The jury's finding may have been based on a belief that the defendant shipowner had an affirmative duty to inspect the work of the stevedore before permitting the longshoremen to work in the cargo area and that such an inspection would have resulted in the discovery of the allegedly dangerous condition. This was one of plaintiff's theories (Tr., Nov. 1, 1973, p. 154) and the court so informed the jury in its charge. However, there is no such duty on the part of the shipowner to inspect the stevedore's work, at least unless the shipowner should know that there is a dangerous condition which ought to be corrected.
Defendant also challenges the court's instruction with regard to defendant's liability for negligent acts of the stevedore. The court charged the jury as follows:
"In this case there is no dispute that the vessel-owner here had employed two agents to work aboard the ship, that is the stevedoring company and the plaintiff's employer, the Carpentry Company.
The vessel-owner in this case is responsible for the negligence of any of its agents or employees committed in the scope of their employment." (Tr., Nov. 1, 1973, p. 224.)
The charge was erroneous. The shipowner is not responsible for the negligence of longshoremen unless such negligence created an unseaworthy condition. Spano v. Koninklijke Rotterdamsche Lloyd, 472 F.2d 33, 35 (2d Cir. 1973). The court assumes that if the stevedore's negligence did produce an unseaworthy condition, the shipowner would still not be liable in negligence, although the vessel would, of course, be liable for unseaworthiness.
The jury may have assumed that, either the stevedore or the carpentry company must have had knowledge of the open space and, therefore, was negligent, and that defendant shipowner would be held responsible for this negligence.
As already noted, the jury found for plaintiff on the issue of negligence but found for defendant on the issue of unseaworthiness. Although plaintiff moved for a directed verdict on the issue of unseaworthiness at the close of defendant's case, he has not moved for a judgment notwithstanding the verdict on that issue.
However, the court has decided, on its own motion, after having given the parties notice and an opportunity to be heard, Rule 59(d), Fed.R.Civ.P., that a new trial should be ordered on unseaworthiness.
While the court cannot conclude that the jury was required to find unseaworthiness or that its finding was against the weight of the evidence, "[it] is hard to imagine, especially on the facts of this case, how an owner could be negligent, if the ship was not unseaworthy . . . ." Spano, supra, 472 F.2d at 35 n. 1.
Although juries are ordinarily permitted to return inconsistent verdicts, it seems likely in this case that the jury, having found defendant liable for negligence, concluded that it was not necessary to find defendant liable for the unseaworthiness of its vessel, or even to consider the issue at all, in order to afford plaintiff the recovery to which it concluded he was entitled.

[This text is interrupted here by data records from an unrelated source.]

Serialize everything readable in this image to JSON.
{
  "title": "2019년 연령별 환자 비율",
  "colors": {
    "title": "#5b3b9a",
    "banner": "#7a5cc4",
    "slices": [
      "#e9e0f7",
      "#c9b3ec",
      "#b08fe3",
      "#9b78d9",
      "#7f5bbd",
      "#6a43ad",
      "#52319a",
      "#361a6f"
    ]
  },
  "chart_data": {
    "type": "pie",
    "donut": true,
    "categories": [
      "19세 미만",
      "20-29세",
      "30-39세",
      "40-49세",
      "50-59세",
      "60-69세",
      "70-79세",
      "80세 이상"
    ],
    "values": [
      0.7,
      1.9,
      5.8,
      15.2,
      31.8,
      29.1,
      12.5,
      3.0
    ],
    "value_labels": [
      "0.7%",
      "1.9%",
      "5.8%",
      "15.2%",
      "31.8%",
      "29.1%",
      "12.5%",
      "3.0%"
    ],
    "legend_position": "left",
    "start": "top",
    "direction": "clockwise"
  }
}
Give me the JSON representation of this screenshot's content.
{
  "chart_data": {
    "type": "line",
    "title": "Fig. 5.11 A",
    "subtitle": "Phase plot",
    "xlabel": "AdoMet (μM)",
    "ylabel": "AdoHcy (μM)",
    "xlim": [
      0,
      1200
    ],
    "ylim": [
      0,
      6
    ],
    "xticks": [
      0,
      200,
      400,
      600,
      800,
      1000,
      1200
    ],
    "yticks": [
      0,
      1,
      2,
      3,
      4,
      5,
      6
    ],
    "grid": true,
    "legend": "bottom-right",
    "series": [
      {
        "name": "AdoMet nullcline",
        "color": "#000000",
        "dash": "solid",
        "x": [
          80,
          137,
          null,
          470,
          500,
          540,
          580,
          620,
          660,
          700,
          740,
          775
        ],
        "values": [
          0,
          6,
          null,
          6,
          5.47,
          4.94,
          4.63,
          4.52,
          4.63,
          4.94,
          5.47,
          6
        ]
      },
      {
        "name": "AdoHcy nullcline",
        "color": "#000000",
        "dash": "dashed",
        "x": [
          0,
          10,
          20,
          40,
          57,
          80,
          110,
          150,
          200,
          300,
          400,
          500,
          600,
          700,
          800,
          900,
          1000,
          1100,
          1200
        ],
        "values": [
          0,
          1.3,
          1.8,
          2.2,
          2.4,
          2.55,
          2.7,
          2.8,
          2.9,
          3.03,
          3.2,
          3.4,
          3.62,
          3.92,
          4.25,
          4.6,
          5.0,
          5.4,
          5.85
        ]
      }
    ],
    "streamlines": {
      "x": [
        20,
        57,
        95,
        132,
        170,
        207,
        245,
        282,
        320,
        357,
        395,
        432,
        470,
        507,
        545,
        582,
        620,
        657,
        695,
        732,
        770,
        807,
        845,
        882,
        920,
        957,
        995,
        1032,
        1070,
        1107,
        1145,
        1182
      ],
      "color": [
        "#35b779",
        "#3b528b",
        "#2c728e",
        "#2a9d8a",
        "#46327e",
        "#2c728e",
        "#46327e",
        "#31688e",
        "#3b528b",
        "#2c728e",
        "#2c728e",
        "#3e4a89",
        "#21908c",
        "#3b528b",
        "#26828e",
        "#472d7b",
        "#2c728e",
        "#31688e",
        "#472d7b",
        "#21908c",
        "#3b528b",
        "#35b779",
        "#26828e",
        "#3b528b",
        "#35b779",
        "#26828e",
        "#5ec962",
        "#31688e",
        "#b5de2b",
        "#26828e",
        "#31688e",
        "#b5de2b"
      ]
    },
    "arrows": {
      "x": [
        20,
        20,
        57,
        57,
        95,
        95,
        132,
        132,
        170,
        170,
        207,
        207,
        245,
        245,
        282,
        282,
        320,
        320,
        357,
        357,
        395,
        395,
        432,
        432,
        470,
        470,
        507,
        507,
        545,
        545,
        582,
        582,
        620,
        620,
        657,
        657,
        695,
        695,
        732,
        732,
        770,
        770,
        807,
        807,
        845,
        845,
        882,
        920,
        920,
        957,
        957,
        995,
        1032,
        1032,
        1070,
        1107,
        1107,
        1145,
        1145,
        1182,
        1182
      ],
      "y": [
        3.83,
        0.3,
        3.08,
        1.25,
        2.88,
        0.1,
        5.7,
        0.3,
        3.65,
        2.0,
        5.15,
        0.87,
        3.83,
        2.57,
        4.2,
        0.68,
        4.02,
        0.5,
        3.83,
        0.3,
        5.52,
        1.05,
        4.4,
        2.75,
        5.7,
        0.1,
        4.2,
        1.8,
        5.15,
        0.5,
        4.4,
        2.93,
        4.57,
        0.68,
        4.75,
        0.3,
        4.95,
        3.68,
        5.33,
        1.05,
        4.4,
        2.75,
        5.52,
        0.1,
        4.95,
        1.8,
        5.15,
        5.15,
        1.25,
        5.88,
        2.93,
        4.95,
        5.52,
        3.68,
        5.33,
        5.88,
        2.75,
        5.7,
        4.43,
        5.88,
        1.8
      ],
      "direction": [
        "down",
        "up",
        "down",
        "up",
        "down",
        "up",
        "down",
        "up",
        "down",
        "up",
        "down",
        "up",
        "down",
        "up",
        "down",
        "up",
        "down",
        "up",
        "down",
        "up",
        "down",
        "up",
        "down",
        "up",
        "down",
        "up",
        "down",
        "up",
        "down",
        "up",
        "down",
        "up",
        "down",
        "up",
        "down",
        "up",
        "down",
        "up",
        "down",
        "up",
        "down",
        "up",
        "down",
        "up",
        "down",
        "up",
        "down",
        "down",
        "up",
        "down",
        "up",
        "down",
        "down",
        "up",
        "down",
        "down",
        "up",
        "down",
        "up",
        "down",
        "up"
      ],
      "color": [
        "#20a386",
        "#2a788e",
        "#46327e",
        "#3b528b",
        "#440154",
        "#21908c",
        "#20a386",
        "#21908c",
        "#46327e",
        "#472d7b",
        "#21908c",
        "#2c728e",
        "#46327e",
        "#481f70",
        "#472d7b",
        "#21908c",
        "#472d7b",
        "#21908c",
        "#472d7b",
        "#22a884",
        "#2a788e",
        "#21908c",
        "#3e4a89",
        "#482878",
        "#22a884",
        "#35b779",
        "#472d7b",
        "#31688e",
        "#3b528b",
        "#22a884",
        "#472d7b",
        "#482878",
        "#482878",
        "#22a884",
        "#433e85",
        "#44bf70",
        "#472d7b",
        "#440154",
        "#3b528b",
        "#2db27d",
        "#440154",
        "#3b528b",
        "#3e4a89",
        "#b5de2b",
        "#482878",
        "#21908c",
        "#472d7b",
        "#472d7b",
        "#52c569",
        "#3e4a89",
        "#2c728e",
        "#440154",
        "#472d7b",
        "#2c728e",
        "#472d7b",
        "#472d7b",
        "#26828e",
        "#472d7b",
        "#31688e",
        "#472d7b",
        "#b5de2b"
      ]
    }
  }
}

Since it is likely that plaintiff's unseaworthiness claim never received a full hearing, the court concludes that there should be a new trial on his unseaworthiness claim.
Unless the parties waive their right to a jury trial in writing no later than June 26, 1974, the unseaworthiness claim will be tried to a jury.
In the event that a jury trial is waived, the court will decide the unseaworthiness and damages issues on the basis of the record of the previous trial. The parties would, however, be afforded an opportunity to offer additional, relevant evidence.
In view of the court's disposition of the negligence claim, plaintiff's motion to set aside the finding of contributory negligence is denied.